The author weaves the history of the area and Romero's own story into a compelling story. Romero was often barefoot in his youth, and herded sheep for extended periods of time. He once rode a horse to Wyoming and back to do so. Diamante was abandoned, and all the residents moved to lower altitudes, somewhere between 7,000 and 8,000 ft. There is a chapter on "Gringos," and as the author says: "Gringo is a complicated word, especially in the mountains. Depending on inflection, it can be a term of endearment, a factual descriptor, or a gauntlet flung down." Romero did not care for gringos, and so the irony is that most of his daughters married them, and most of his grandchildren speak only English. There are a couple of chapters on the political life of the community; old fashioned "ward-heeling," where a vote earns a buck and a beer.
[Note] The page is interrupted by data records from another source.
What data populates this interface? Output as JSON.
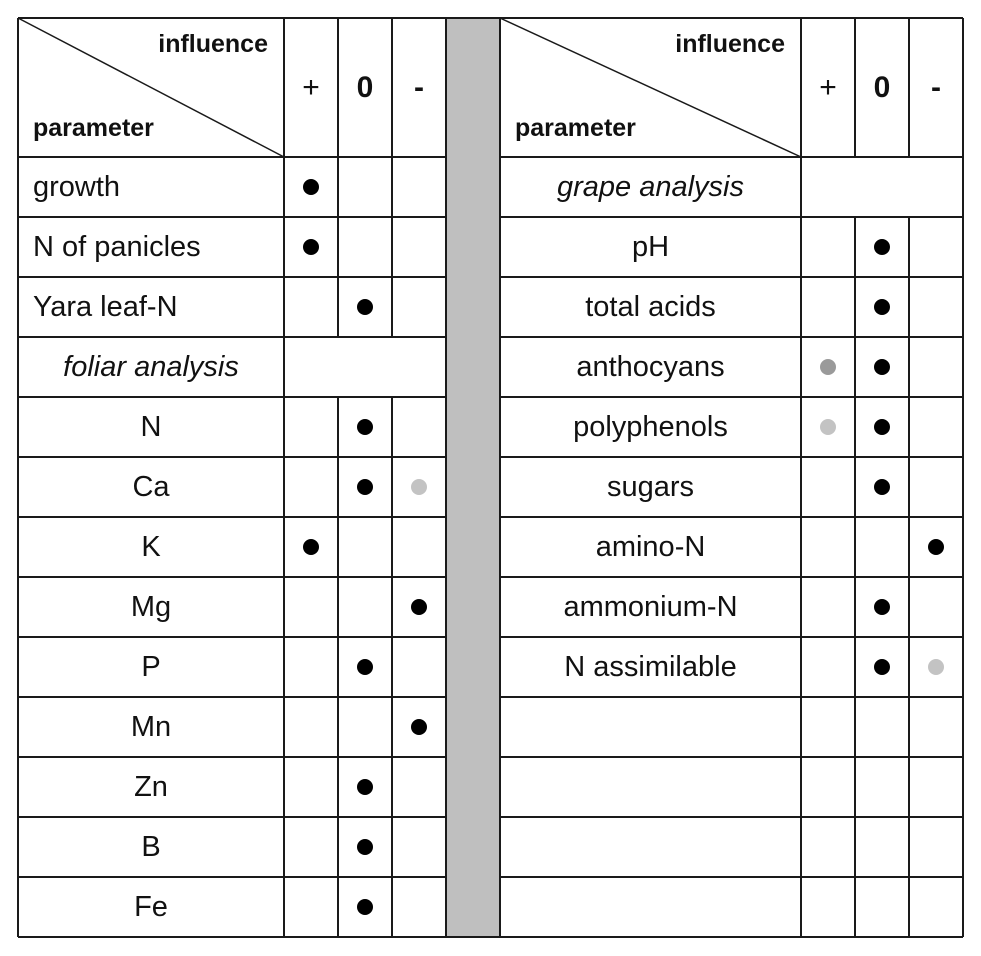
{
  "header": {
    "influence_label": "influence",
    "parameter_label": "parameter",
    "col_plus": "+",
    "col_zero": "0",
    "col_minus": "-"
  },
  "colors": {
    "line": "#1a1a1a",
    "separator": "#bfbfbf",
    "dot_black": "#000000",
    "dot_mid": "#9a9a9a",
    "dot_light": "#c3c3c3"
  },
  "left_rows": [
    {
      "label": "growth",
      "style": "text-left",
      "plus": "black",
      "zero": "",
      "minus": ""
    },
    {
      "label": "N of panicles",
      "style": "text-left",
      "plus": "black",
      "zero": "",
      "minus": ""
    },
    {
      "label": "Yara leaf-N",
      "style": "text-left",
      "plus": "",
      "zero": "black",
      "minus": ""
    },
    {
      "label": "foliar analysis",
      "style": "section",
      "plus": "",
      "zero": "",
      "minus": ""
    },
    {
      "label": "N",
      "style": "center",
      "plus": "",
      "zero": "black",
      "minus": ""
    },
    {
      "label": "Ca",
      "style": "center",
      "plus": "",
      "zero": "black",
      "minus": "light"
    },
    {
      "label": "K",
      "style": "center",
      "plus": "black",
      "zero": "",
      "minus": ""
    },
    {
      "label": "Mg",
      "style": "center",
      "plus": "",
      "zero": "",
      "minus": "black"
    },
    {
      "label": "P",
      "style": "center",
      "plus": "",
      "zero": "black",
      "minus": ""
    },
    {
      "label": "Mn",
      "style": "center",
      "plus": "",
      "zero": "",
      "minus": "black"
    },
    {
      "label": "Zn",
      "style": "center",
      "plus": "",
      "zero": "black",
      "minus": ""
    },
    {
      "label": "B",
      "style": "center",
      "plus": "",
      "zero": "black",
      "minus": ""
    },
    {
      "label": "Fe",
      "style": "center",
      "plus": "",
      "zero": "black",
      "minus": ""
    }
  ],
  "right_rows": [
    {
      "label": "grape analysis",
      "style": "section",
      "plus": "",
      "zero": "",
      "minus": ""
    },
    {
      "label": "pH",
      "style": "center",
      "plus": "",
      "zero": "black",
      "minus": ""
    },
    {
      "label": "total acids",
      "style": "center",
      "plus": "",
      "zero": "black",
      "minus": ""
    },
    {
      "label": "anthocyans",
      "style": "center",
      "plus": "mid",
      "zero": "black",
      "minus": ""
    },
    {
      "label": "polyphenols",
      "style": "center",
      "plus": "light",
      "zero": "black",
      "minus": ""
    },
    {
      "label": "sugars",
      "style": "center",
      "plus": "",
      "zero": "black",
      "minus": ""
    },
    {
      "label": "amino-N",
      "style": "center",
      "plus": "",
      "zero": "",
      "minus": "black"
    },
    {
      "label": "ammonium-N",
      "style": "center",
      "plus": "",
      "zero": "black",
      "minus": ""
    },
    {
      "label": "N assimilable",
      "style": "center",
      "plus": "",
      "zero": "black",
      "minus": "light"
    },
    {
      "label": "",
      "style": "center",
      "plus": "",
      "zero": "",
      "minus": ""
    },
    {
      "label": "",
      "style": "center",
      "plus": "",
      "zero": "",
      "minus": ""
    },
    {
      "label": "",
      "style": "center",
      "plus": "",
      "zero": "",
      "minus": ""
    },
    {
      "label": "",
      "style": "center",
      "plus": "",
      "zero": "",
      "minus": ""
    }
  ]
}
There is a poignantly told chapter on the death of Red, the horse, and an impressively told one when the Rio Trampas was in the greatest flood in living memory. (The author explains that no one knows how the river, which means "traps" in English, acquired its name.)
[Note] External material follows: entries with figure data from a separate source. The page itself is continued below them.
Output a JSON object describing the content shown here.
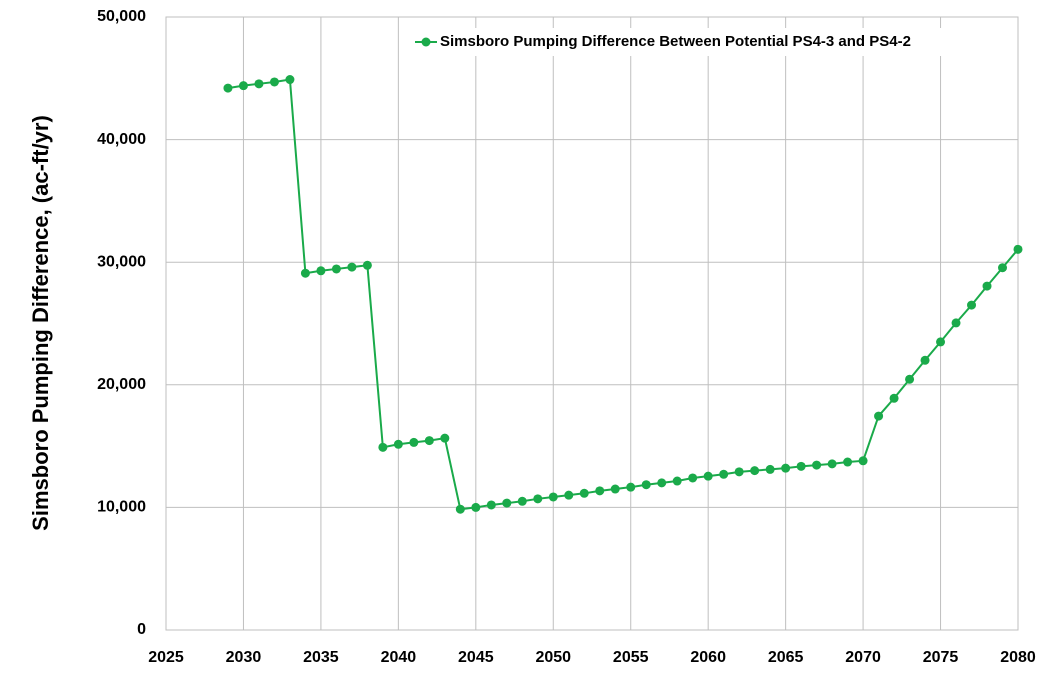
{
  "chart_data": {
    "type": "line",
    "ylabel": "Simsboro Pumping Difference, (ac-ft/yr)",
    "x": [
      2029,
      2030,
      2031,
      2032,
      2033,
      2034,
      2035,
      2036,
      2037,
      2038,
      2039,
      2040,
      2041,
      2042,
      2043,
      2044,
      2045,
      2046,
      2047,
      2048,
      2049,
      2050,
      2051,
      2052,
      2053,
      2054,
      2055,
      2056,
      2057,
      2058,
      2059,
      2060,
      2061,
      2062,
      2063,
      2064,
      2065,
      2066,
      2067,
      2068,
      2069,
      2070,
      2071,
      2072,
      2073,
      2074,
      2075,
      2076,
      2077,
      2078,
      2079,
      2080
    ],
    "series": [
      {
        "name": "Simsboro Pumping Difference Between Potential PS4-3 and PS4-2",
        "color": "#1aaa4a",
        "values": [
          44200,
          44400,
          44550,
          44700,
          44900,
          29100,
          29300,
          29450,
          29600,
          29750,
          14900,
          15150,
          15300,
          15450,
          15650,
          9850,
          10000,
          10200,
          10350,
          10500,
          10700,
          10850,
          11000,
          11150,
          11350,
          11500,
          11650,
          11850,
          12000,
          12150,
          12400,
          12550,
          12700,
          12900,
          13000,
          13100,
          13200,
          13350,
          13450,
          13550,
          13700,
          13800,
          17450,
          18900,
          20450,
          22000,
          23500,
          25050,
          26500,
          28050,
          29550,
          31050
        ]
      }
    ],
    "xlim": [
      2025,
      2080
    ],
    "xticks": [
      2025,
      2030,
      2035,
      2040,
      2045,
      2050,
      2055,
      2060,
      2065,
      2070,
      2075,
      2080
    ],
    "ylim": [
      0,
      50000
    ],
    "yticks": [
      0,
      {
        "value": 10000,
        "label": "10,000"
      },
      {
        "value": 20000,
        "label": "20,000"
      },
      {
        "value": 30000,
        "label": "30,000"
      },
      {
        "value": 40000,
        "label": "40,000"
      },
      {
        "value": 50000,
        "label": "50,000"
      }
    ],
    "grid": true,
    "legend": "top-right"
  }
}
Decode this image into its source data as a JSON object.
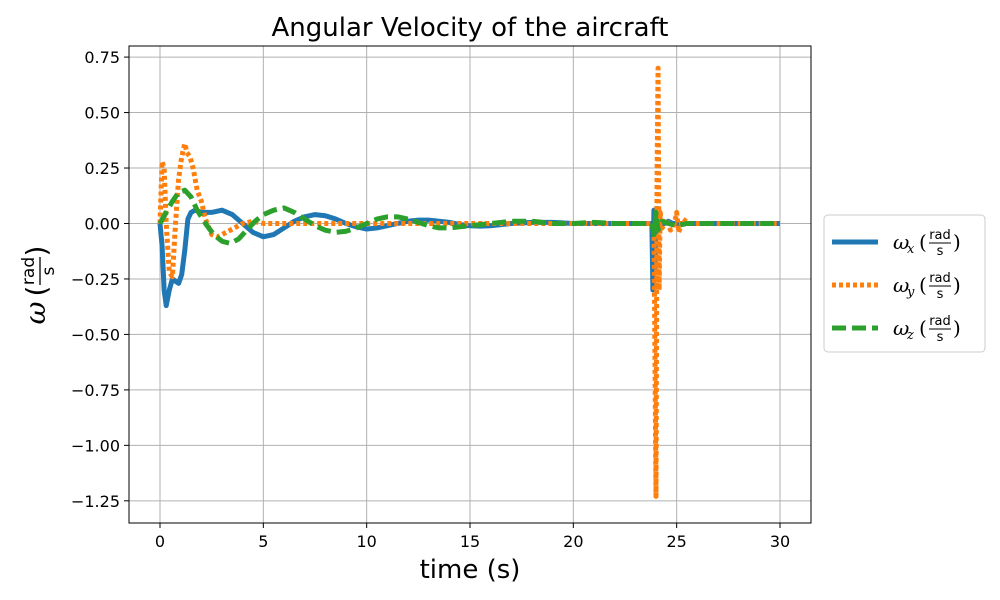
{
  "chart_data": {
    "type": "line",
    "title": "Angular Velocity of the aircraft",
    "xlabel": "time (s)",
    "ylabel": "ω (rad/s)",
    "ylabel_parts": {
      "symbol": "ω",
      "num": "rad",
      "den": "s"
    },
    "xlim": [
      -1.5,
      31.5
    ],
    "ylim": [
      -1.35,
      0.8
    ],
    "xticks": [
      0,
      5,
      10,
      15,
      20,
      25,
      30
    ],
    "xtick_labels": [
      "0",
      "5",
      "10",
      "15",
      "20",
      "25",
      "30"
    ],
    "yticks": [
      0.75,
      0.5,
      0.25,
      0.0,
      -0.25,
      -0.5,
      -0.75,
      -1.0,
      -1.25
    ],
    "ytick_labels": [
      "0.75",
      "0.50",
      "0.25",
      "0.00",
      "−0.25",
      "−0.50",
      "−0.75",
      "−1.00",
      "−1.25"
    ],
    "grid": true,
    "legend_position": "outside-right",
    "series": [
      {
        "name": "ωx (rad/s)",
        "symbol": "ω",
        "sub": "x",
        "num": "rad",
        "den": "s",
        "color": "#1f77b4",
        "style": "solid",
        "x": [
          0,
          0.1,
          0.2,
          0.3,
          0.45,
          0.6,
          0.75,
          0.9,
          1.05,
          1.2,
          1.35,
          1.5,
          1.7,
          2.0,
          2.5,
          3.0,
          3.5,
          4.0,
          4.5,
          5.0,
          5.5,
          6.0,
          6.5,
          7.0,
          7.5,
          8.0,
          8.5,
          9.0,
          9.5,
          10.0,
          10.5,
          11.0,
          11.5,
          12.0,
          12.5,
          13.0,
          13.5,
          14.0,
          14.5,
          15.0,
          15.5,
          16.0,
          17.0,
          18.0,
          19.0,
          20.0,
          21.0,
          22.0,
          23.0,
          23.8,
          23.85,
          23.9,
          23.95,
          24.0,
          24.05,
          24.1,
          24.2,
          24.4,
          24.6,
          24.8,
          25.0,
          25.3,
          25.6,
          26.0,
          27.0,
          28.0,
          29.0,
          30.0
        ],
        "y": [
          0.0,
          -0.1,
          -0.3,
          -0.37,
          -0.3,
          -0.25,
          -0.26,
          -0.27,
          -0.23,
          -0.12,
          0.02,
          0.05,
          0.06,
          0.05,
          0.05,
          0.06,
          0.04,
          0.0,
          -0.04,
          -0.06,
          -0.05,
          -0.02,
          0.01,
          0.03,
          0.04,
          0.035,
          0.02,
          0.0,
          -0.015,
          -0.025,
          -0.02,
          -0.01,
          0.0,
          0.01,
          0.015,
          0.015,
          0.01,
          0.005,
          -0.005,
          -0.01,
          -0.012,
          -0.01,
          0.0,
          0.005,
          0.005,
          0.0,
          0.0,
          0.0,
          0.0,
          0.0,
          -0.3,
          0.06,
          -0.2,
          0.0,
          0.01,
          0.0,
          -0.01,
          0.0,
          0.01,
          0.0,
          0.0,
          0.0,
          0.0,
          0.0,
          0.0,
          0.0,
          0.0,
          0.0
        ]
      },
      {
        "name": "ωy (rad/s)",
        "symbol": "ω",
        "sub": "y",
        "num": "rad",
        "den": "s",
        "color": "#ff7f0e",
        "style": "dotted",
        "x": [
          0,
          0.1,
          0.2,
          0.3,
          0.45,
          0.6,
          0.75,
          0.9,
          1.05,
          1.2,
          1.3,
          1.45,
          1.6,
          1.8,
          2.0,
          2.2,
          2.5,
          2.8,
          3.2,
          3.6,
          4.0,
          4.5,
          5.0,
          6.0,
          7.0,
          8.0,
          9.0,
          10.0,
          12.0,
          14.0,
          16.0,
          18.0,
          20.0,
          22.0,
          23.5,
          23.9,
          23.95,
          24.0,
          24.05,
          24.1,
          24.15,
          24.2,
          24.3,
          24.5,
          24.7,
          24.9,
          25.0,
          25.1,
          25.3,
          25.6,
          26.0,
          27.0,
          28.0,
          29.0,
          30.0
        ],
        "y": [
          0.0,
          0.28,
          0.25,
          0.0,
          -0.22,
          -0.24,
          0.0,
          0.2,
          0.3,
          0.36,
          0.32,
          0.3,
          0.25,
          0.15,
          0.1,
          0.02,
          -0.05,
          -0.06,
          -0.04,
          -0.02,
          0.0,
          0.01,
          0.0,
          0.0,
          0.0,
          0.0,
          0.0,
          0.0,
          0.0,
          0.0,
          0.0,
          0.0,
          0.0,
          0.0,
          0.0,
          0.0,
          -0.6,
          -1.23,
          0.2,
          0.7,
          -0.3,
          0.05,
          -0.02,
          0.02,
          -0.03,
          0.0,
          0.05,
          -0.04,
          0.02,
          0.0,
          0.0,
          0.0,
          0.0,
          0.0,
          0.0
        ]
      },
      {
        "name": "ωz (rad/s)",
        "symbol": "ω",
        "sub": "z",
        "num": "rad",
        "den": "s",
        "color": "#2ca02c",
        "style": "dashed",
        "x": [
          0,
          0.3,
          0.6,
          0.9,
          1.2,
          1.5,
          1.8,
          2.2,
          2.6,
          3.0,
          3.4,
          3.8,
          4.2,
          4.6,
          5.0,
          5.5,
          6.0,
          6.5,
          7.0,
          7.5,
          8.0,
          8.5,
          9.0,
          9.5,
          10.0,
          10.5,
          11.0,
          11.5,
          12.0,
          12.5,
          13.0,
          13.5,
          14.0,
          14.5,
          15.0,
          16.0,
          17.0,
          18.0,
          19.0,
          20.0,
          21.0,
          22.0,
          23.0,
          23.8,
          23.9,
          24.0,
          24.1,
          24.3,
          24.6,
          25.0,
          25.5,
          26.0,
          27.0,
          28.0,
          29.0,
          30.0
        ],
        "y": [
          0.0,
          0.05,
          0.1,
          0.14,
          0.15,
          0.12,
          0.06,
          0.0,
          -0.05,
          -0.08,
          -0.09,
          -0.07,
          -0.03,
          0.01,
          0.04,
          0.06,
          0.07,
          0.05,
          0.02,
          -0.01,
          -0.03,
          -0.04,
          -0.035,
          -0.02,
          0.0,
          0.02,
          0.03,
          0.03,
          0.02,
          0.005,
          -0.01,
          -0.02,
          -0.02,
          -0.015,
          -0.01,
          0.0,
          0.01,
          0.01,
          0.0,
          0.0,
          0.005,
          0.0,
          0.0,
          0.0,
          -0.05,
          0.05,
          -0.03,
          0.01,
          0.0,
          -0.01,
          0.0,
          0.0,
          0.0,
          0.0,
          0.0,
          0.0
        ]
      }
    ]
  }
}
But the above is only half the book. The other half are the excellent pictures of Alex Harris, who in a true-life manner, document Romero's last years, though he refused to take pictures toward the end, because he did not want ones "when the light was going out." DeBuys devotes another excellent chapter to the manner in which Harris took the pictures. It is a tribute to their friendship that Harris was invited to give the eulogy - in English - for Jacobo Romero, who died at 87. A marvelous 6-star book.
Andromajurus
If you are interested in the people and history of Northern New Mexico, this one belongs on your reading list. William deBuys spent years in a tiny village off of the High Road in the 1980s (he still lives near Taos.) The book chronicles a way of life that endured in the high country for some 400 years and has largely vanished. As both observer and participant, he manages to balance a palpable, genuine affection for his subjects without ever losing his own identity and perspective. This is the real deal.
Samulkis
I bought this mainly because it is non fiction about my beloved New Mexico. Instead I became wholly absorbed in the old man Jacobo and his life and outlook. This truly is a man anyone would feel their life was greatly enriched by having known him. He says little yet imparts so very much. It is a rare book where one feels they know a character and would dearly love to be his neighbor.
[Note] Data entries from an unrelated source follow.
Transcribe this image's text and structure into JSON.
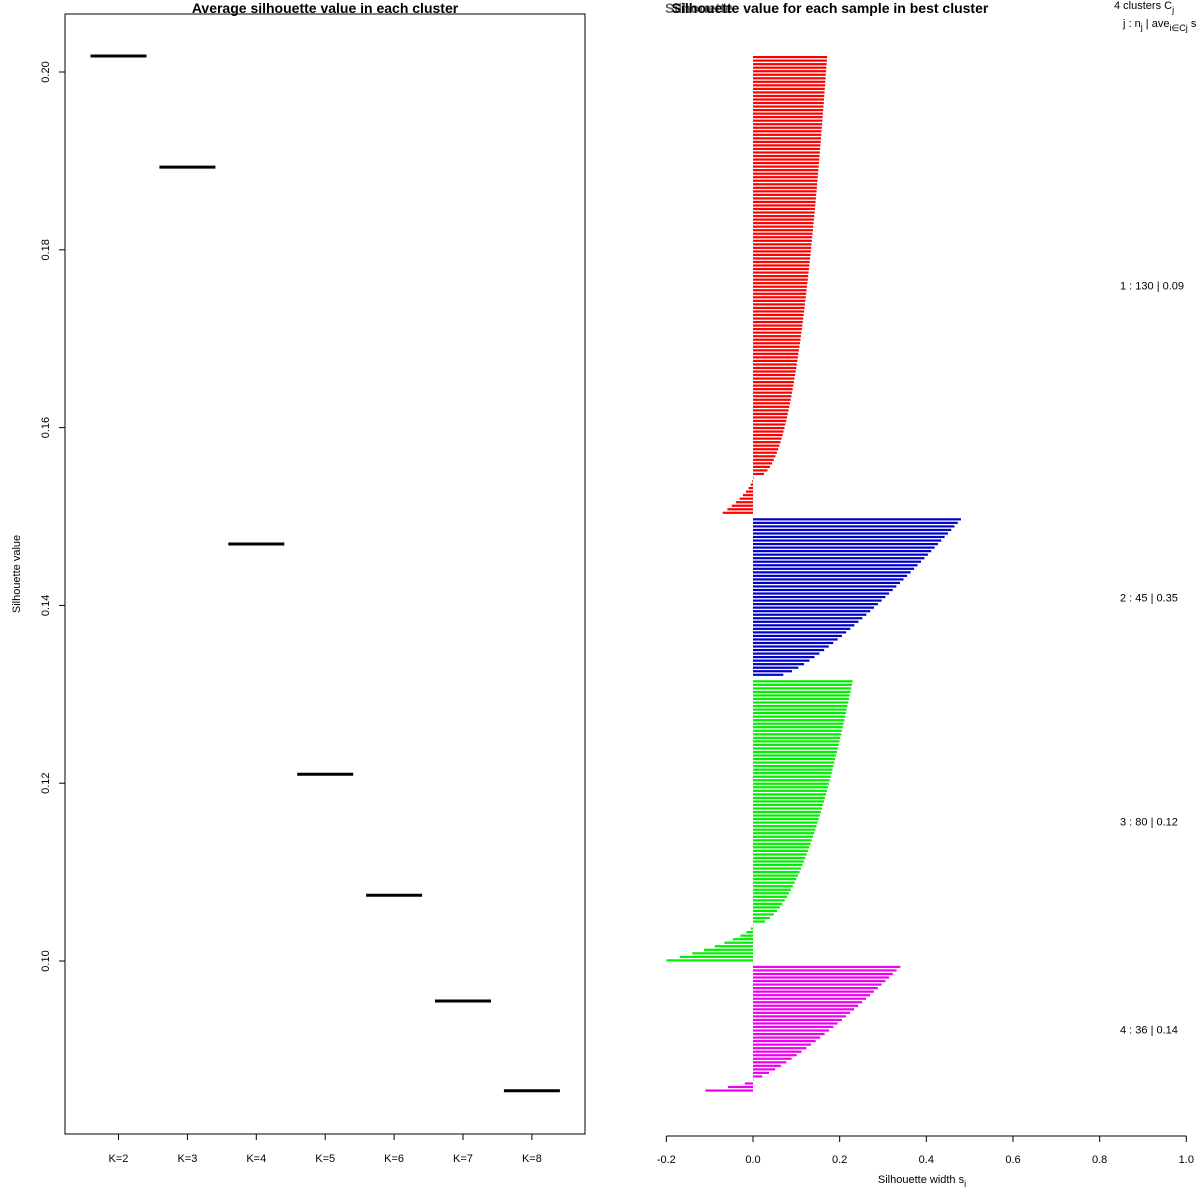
{
  "chart_data": [
    {
      "type": "line",
      "title": "Average silhouette value in each cluster",
      "xlabel": "",
      "ylabel": "Silhouette value",
      "categories": [
        "K=2",
        "K=3",
        "K=4",
        "K=5",
        "K=6",
        "K=7",
        "K=8"
      ],
      "values": [
        0.2018,
        0.1893,
        0.1469,
        0.121,
        0.1074,
        0.0955,
        0.0854
      ],
      "ylim": [
        0.08,
        0.206
      ],
      "yticks": [
        "0.10",
        "0.12",
        "0.14",
        "0.16",
        "0.18",
        "0.20"
      ],
      "ytick_values": [
        0.1,
        0.12,
        0.14,
        0.16,
        0.18,
        0.2
      ],
      "mark": "horizontal segment per K",
      "color": "#000000",
      "grid": false
    },
    {
      "type": "bar",
      "orientation": "horizontal",
      "title": "Silhouette value for each sample in best cluster",
      "title_overlap": "Silhouette",
      "xlabel": "Silhouette width s",
      "xlabel_sub": "i",
      "ylabel": "",
      "xlim": [
        -0.2,
        1.0
      ],
      "xticks": [
        "-0.2",
        "0.0",
        "0.2",
        "0.4",
        "0.6",
        "0.8",
        "1.0"
      ],
      "xtick_values": [
        -0.2,
        0.0,
        0.2,
        0.4,
        0.6,
        0.8,
        1.0
      ],
      "header_line1": "4  clusters  C",
      "header_line1_sub": "j",
      "header_line2": "j :  n",
      "header_line2_sub": "j",
      "header_line2_rest": " | ave",
      "header_line2_sub2": "i∈Cj",
      "header_line2_tail": "  s",
      "clusters": [
        {
          "id": 1,
          "n": 130,
          "color": "#ff0000",
          "label_prefix": "1 :   130  |  0.09",
          "start": 0.171,
          "end": 0.0,
          "n_negative": 10,
          "neg_min": -0.07,
          "power": 0.4
        },
        {
          "id": 2,
          "n": 45,
          "color": "#0000c8",
          "label_prefix": "2 :   45  |  0.35",
          "start": 0.48,
          "end": 0.07,
          "n_negative": 0,
          "neg_min": 0,
          "power": 0.8
        },
        {
          "id": 3,
          "n": 80,
          "color": "#00ee00",
          "label_prefix": "3 :   80  |  0.12",
          "start": 0.23,
          "end": 0.0,
          "n_negative": 10,
          "neg_min": -0.2,
          "power": 0.5
        },
        {
          "id": 4,
          "n": 36,
          "color": "#ee00ee",
          "label_prefix": "4 :   36  |  0.14",
          "start": 0.34,
          "end": 0.0,
          "n_negative": 3,
          "neg_min": -0.11,
          "power": 0.8
        }
      ],
      "grid": false
    }
  ]
}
I somewhat hoped for that with Mayordomo but it fell short half way through. The repetition I guess. Perhaps I will give it another try one day.

For those who live elsewhere yet find their heart to be in New Mexico 24/7/365 this book is outstanding.
Cointrius
Wonderful tale that provides real insight into the ancient Hispano culture of northern New Mexico.
Sironynyr
My ancestry came to northern New Mexico either in 1598 or 1698 and it has been our native land for generations. Since living there for at least 300 years, we have no personal relationship with Spain or Mexico. Jacobo Romero lived in the mountains therefore his life was quite different from the Spanish people like my family who after the Civil War moved east to homestead. The New Mexico Spanish language and culture are presented so poetically in places and so starkly realistic in others, I was almost sad to finish "River of Traps" except that I have another deGuys book coming in a day or so. Traps is beautifully written and makes excellent reading whether your roots are from northern New Mexico or not.
Meztihn
Great
Mananara
I bought it for a couple from northern New Mexico. They were very pleased with the photos; I hope the text is interesting to them as well.
Wonderful little book. Well-paired with Robert Redford's movie, The Milagro Beanfield War.